Lemos diz que a pressão é tão grande que alguns colegas desenvolveram ansiedade, saíram de licença ou pediram demissão.

"Está tendo muito desligamento por questões psicológicas. Eu não sei como ainda estou limpa de medicação, de antidepressivos. Eu tiro forças do meu filho. Ele não pode me ver desabar", afirma.

A enfermeira explica que o fato de presenciar tantas mortes todas as semanas provoca um sentimento de impotência. E os profissionais de saúde ainda convivem com o temor de cometer erros ou de faltarem recursos.

"A pressão psicológica é muito grande. A gente trabalha com o medo de errar, porque sabemos que um erro pode ser fatal. Tem a pressão de não ter recursos para atender da melhor maneira. Tem o sentimento de impotência quando fazemos o melhor e o paciente morre..."

Isolamento da família

Além do trabalho sob constante pressão, Ana Paula Lemos precisou fazer sacrifícios na vida pessoal para continuar a rotina no hospital. Para não expor os pais idosos ao risco de contrair covid-19, ela ficou 10 meses sem ver pessoalmente a mãe e o pai.

A enfermeira acabou pegando a doença e contagiou o marido, mas os dois se recuperaram e o filho pequeno do casal não apresentou sintomas.
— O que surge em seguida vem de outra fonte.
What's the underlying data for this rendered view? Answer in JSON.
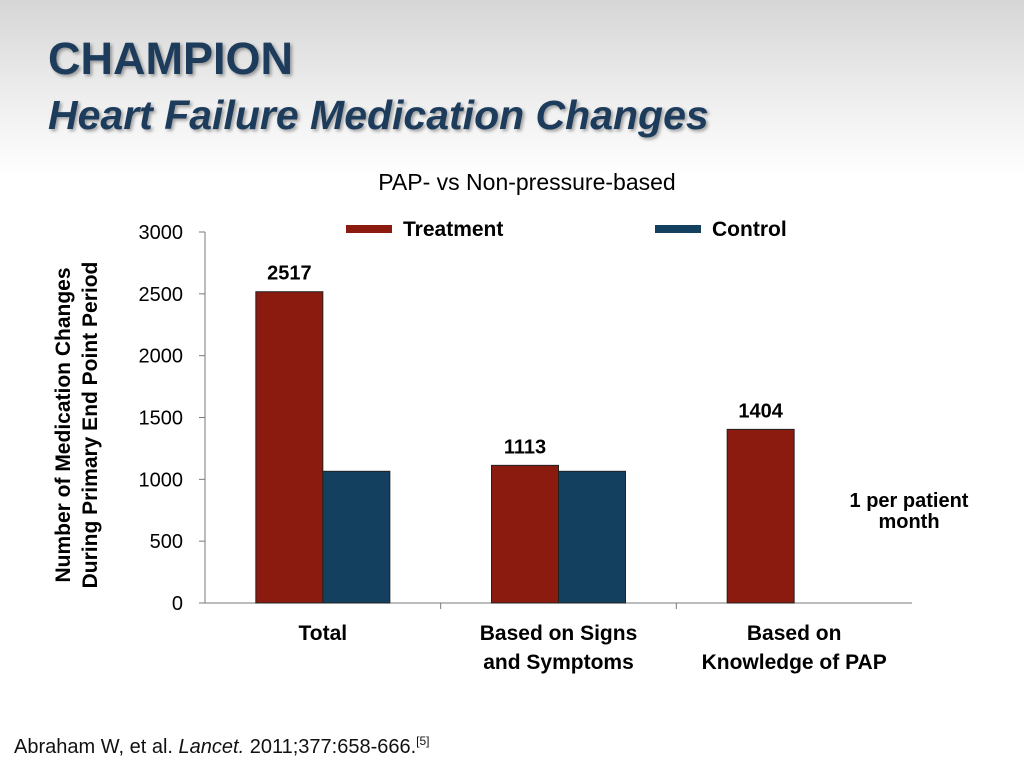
{
  "slide": {
    "title": "CHAMPION",
    "subtitle": "Heart Failure Medication Changes"
  },
  "chart_data": {
    "type": "bar",
    "title": "PAP- vs Non-pressure-based",
    "ylabel_line1": "Number of Medication Changes",
    "ylabel_line2": "During Primary End Point Period",
    "xlabel": "",
    "ylim": [
      0,
      3000
    ],
    "yticks": [
      0,
      500,
      1000,
      1500,
      2000,
      2500,
      3000
    ],
    "categories": [
      [
        "Total"
      ],
      [
        "Based on Signs",
        "and Symptoms"
      ],
      [
        "Based on",
        "Knowledge of PAP"
      ]
    ],
    "series": [
      {
        "name": "Treatment",
        "color": "#8b1a0f",
        "values": [
          2517,
          1113,
          1404
        ]
      },
      {
        "name": "Control",
        "color": "#12405e",
        "values": [
          1065,
          1065,
          null
        ]
      }
    ],
    "data_labels": [
      "2517",
      "1113",
      "1404"
    ],
    "legend_position": "top",
    "annotation": [
      "1 per patient",
      "month"
    ],
    "grid": false
  },
  "citation": {
    "authors": "Abraham W, et al.",
    "journal": "Lancet.",
    "details": "2011;377:658-666.",
    "ref": "[5]"
  }
}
Lemos diz que fica "revoltada" quando vê notícias de festas e pessoas descumprindo regras de contenção social. Ela também critica o fato de o comércio ter se mantido aberto em boa parte do país enquanto as escolas fecharam.

"Dá uma revolta. Era essencial ter escola aberta, até porque eu preciso trabalhar e não tenho onde deixar meu filho. Enquanto isso, você vê as pessoas fazendo festa, como se nada estivesse acontecendo. Como que as escolas podem fechar e o comércio fica aberto?", questiona.

Apesar das dificuldades, quando perguntada sobre se cogita largar o posto, Lemos diz que não. "Eu quero estar aqui atendendo os pacientes. Eu me formei para isso. A gente precisa seguir em frente."